Congressional Record [.PDF]
An Article By Mr. Lee Jackson
14 June 2005
HON. RON PAUL
OF TEXAS
IN THE HOUSE OF REPRESENTATIVES
Tuesday, June 14, 2005
2005 Ron Paul 62:1
Mr. PAUL. Mr. Speaker, I would like to place in todays record the following article by
Mr. Lee Jackson, a constituent of mine who is
battling a perverse tax law. Mr. Jackson and
several other individuals were the target of a
frivolous lawsuit that rightfully was dismissed
for its lack of merit. Mr. Jackson and his fellow
defendants — all totally blameless — spent many
thousands of dollars in legal fees fighting the
meritless suit. They understandably filed their
own lawsuit against both the original plaintiffs
and the plaintiffs law firm. However, they cannot
reach a monetary settlement for damages
because our tax code treats all proceeds from
such a settlement — even the portion Mr. Jackson
owes to his attorneys — as taxable income
for Mr. Jackson. As a result, Mr. Jackson literally
cannot afford to settle his case because
he will owe more in income taxes than he receives
from the settlement! Furthermore, he
cannot deduct his attorneys fees because of
the alternative minimum tax. Mr. Jacksons
story, as told below, provides a vivid example
of why Congress must change the tax code to
ensure that attorney fees are deemed taxable
income to the attorneys who actually receive
them, not their clients.
2005 Ron Paul 62:2
TAXING JUSTICE
It is in justice that the ordering of society is
centered.
Aristotle
Justice is the constant and perpetual will to
allot to every man his due.
— Domitus
Ulpian
(By Lee Jackson)
2005 Ron Paul 62:3
There is perversity in using tax policy to reduce the numbers of frivolous lawsuits.

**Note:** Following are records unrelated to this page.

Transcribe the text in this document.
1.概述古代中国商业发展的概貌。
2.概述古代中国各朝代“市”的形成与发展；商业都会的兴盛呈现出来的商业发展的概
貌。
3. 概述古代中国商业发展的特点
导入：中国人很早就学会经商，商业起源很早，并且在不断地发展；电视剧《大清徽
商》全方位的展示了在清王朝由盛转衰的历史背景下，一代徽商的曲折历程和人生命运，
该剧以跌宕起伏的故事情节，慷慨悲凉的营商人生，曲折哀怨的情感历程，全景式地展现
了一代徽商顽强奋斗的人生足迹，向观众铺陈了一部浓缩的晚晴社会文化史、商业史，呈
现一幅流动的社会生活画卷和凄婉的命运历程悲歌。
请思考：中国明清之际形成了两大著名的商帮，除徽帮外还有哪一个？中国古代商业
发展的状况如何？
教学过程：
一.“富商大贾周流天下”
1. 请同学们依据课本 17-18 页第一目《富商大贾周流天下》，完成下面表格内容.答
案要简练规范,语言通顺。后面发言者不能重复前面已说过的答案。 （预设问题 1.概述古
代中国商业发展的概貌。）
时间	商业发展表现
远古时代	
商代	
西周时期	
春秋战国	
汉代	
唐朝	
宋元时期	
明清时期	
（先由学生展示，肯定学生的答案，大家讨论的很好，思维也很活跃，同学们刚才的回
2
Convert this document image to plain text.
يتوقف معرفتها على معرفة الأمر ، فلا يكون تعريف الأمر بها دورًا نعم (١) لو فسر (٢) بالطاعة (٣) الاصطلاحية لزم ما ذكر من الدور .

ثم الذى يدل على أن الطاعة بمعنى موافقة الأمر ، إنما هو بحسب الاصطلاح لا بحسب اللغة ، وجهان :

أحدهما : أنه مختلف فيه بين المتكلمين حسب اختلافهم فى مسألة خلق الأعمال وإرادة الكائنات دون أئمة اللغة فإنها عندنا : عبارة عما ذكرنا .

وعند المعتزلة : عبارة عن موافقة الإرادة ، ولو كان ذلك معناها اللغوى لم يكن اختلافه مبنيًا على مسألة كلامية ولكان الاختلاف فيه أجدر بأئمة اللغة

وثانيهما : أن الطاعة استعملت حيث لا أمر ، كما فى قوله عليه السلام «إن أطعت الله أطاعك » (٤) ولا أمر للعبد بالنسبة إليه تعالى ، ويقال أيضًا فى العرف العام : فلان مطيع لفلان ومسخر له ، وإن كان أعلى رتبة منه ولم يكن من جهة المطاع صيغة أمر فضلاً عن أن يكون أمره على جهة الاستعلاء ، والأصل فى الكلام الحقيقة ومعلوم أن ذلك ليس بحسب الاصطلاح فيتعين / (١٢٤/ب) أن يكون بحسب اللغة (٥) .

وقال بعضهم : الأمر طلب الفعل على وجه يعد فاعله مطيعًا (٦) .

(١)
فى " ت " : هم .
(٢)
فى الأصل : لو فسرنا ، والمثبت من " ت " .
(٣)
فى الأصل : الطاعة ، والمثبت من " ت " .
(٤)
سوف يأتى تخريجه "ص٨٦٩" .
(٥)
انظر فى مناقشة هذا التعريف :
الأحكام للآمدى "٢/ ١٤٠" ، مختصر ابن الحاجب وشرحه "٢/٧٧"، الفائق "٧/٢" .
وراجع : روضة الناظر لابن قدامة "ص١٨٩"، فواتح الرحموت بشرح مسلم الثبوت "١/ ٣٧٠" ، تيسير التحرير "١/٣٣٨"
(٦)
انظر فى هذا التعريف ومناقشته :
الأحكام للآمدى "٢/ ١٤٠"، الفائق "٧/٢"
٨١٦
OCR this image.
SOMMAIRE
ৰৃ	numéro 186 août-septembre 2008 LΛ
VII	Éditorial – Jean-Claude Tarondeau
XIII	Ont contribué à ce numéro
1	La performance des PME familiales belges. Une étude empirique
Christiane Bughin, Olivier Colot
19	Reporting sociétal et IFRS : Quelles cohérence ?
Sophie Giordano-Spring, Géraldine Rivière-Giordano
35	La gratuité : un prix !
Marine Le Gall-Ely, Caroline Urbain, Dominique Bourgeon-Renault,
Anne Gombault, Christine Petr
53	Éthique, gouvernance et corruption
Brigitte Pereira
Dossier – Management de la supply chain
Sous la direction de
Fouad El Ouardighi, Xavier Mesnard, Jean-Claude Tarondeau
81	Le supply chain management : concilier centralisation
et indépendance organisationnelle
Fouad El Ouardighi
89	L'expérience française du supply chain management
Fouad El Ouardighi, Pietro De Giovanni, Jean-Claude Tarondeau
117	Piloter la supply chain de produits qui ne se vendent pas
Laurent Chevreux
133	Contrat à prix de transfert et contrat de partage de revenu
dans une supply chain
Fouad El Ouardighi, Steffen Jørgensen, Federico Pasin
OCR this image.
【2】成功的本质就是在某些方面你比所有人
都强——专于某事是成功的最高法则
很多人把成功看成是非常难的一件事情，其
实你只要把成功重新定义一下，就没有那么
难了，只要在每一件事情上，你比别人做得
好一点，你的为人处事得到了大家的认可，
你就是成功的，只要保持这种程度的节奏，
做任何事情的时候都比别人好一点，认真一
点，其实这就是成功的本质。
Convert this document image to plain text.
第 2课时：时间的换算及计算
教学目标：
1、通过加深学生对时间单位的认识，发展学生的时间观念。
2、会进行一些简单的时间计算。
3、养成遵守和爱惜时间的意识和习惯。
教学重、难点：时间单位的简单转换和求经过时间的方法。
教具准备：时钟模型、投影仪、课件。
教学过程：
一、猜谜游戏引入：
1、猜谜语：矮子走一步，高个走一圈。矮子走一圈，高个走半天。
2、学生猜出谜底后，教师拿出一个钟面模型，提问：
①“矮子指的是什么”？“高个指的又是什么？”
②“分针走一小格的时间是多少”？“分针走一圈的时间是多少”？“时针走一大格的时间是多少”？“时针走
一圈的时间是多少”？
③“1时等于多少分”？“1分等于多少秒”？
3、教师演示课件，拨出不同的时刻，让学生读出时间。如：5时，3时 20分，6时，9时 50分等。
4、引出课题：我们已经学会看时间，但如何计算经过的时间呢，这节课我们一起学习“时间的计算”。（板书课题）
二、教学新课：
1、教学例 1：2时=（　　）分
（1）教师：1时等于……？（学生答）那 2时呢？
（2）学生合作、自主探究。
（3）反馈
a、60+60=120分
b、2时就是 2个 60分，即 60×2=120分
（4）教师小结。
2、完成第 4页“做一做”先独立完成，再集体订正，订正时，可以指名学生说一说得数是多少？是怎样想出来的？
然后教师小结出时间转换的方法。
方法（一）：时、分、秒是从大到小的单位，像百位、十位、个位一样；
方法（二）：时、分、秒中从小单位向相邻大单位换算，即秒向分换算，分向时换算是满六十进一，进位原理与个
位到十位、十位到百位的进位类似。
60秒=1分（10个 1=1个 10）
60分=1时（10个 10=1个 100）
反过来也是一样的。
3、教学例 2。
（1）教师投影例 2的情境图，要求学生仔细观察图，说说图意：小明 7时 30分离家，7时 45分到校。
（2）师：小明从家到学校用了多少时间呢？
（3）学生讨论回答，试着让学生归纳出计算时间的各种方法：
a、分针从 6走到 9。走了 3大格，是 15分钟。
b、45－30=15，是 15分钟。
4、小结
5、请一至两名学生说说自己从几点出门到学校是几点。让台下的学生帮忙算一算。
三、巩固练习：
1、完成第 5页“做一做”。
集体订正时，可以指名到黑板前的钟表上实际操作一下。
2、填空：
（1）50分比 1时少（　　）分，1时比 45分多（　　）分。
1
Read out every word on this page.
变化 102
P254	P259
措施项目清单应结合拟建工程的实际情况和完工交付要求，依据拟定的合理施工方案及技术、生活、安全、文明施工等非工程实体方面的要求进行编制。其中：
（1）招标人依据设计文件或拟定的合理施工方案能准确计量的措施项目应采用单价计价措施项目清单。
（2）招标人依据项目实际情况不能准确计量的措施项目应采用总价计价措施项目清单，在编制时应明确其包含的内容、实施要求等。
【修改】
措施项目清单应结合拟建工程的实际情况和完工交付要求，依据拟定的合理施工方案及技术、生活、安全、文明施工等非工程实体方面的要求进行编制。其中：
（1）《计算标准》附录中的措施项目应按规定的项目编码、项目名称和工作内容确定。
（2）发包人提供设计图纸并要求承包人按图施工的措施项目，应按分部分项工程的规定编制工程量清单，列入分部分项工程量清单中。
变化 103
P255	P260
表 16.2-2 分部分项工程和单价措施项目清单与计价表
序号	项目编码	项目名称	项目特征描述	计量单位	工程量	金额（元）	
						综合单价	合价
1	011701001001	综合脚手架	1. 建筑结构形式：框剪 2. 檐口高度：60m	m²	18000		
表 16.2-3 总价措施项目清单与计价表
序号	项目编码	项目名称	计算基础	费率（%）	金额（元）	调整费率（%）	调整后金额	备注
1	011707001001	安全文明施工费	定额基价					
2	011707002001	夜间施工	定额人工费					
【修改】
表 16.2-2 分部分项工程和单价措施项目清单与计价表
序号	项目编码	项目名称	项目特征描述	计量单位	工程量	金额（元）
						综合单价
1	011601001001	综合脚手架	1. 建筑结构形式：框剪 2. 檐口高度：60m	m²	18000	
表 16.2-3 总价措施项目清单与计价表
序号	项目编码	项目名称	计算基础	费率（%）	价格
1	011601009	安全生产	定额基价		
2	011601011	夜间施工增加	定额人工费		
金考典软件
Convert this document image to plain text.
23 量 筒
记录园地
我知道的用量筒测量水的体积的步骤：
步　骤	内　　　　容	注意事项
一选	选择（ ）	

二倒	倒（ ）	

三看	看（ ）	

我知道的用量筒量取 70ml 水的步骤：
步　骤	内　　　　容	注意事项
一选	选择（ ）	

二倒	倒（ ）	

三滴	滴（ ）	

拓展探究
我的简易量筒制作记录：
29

Courts were developed in the first place to
adjudicate impartially the relative merit of
one persons argument over anothers in a
dispute. The controlling premise was that
courts were best able to sort through facts
and opposing arguments in specific cases and
arrive at impartial resolutions.
2005 Ron Paul 62:4
Distrust in the courts has upset the delicate balance between the legislature and the
judiciary. When judges pick and choose the
laws they will or will not enforce; when they
dictate new law from the bench; when their
standard strays from the Constitution and
looks to current popular thinking and foreign
decisions; or when judges bow before the
force of political money during confirmation
re-election cycles; when those things happen,
citizens lose confidence in the ability to
achieve justice, and turn to the legislature
for relief. Therein lies new danger.
2005 Ron Paul 62:5
Courts are uniquely suited to try the facts of particular cases. Legislatures are not.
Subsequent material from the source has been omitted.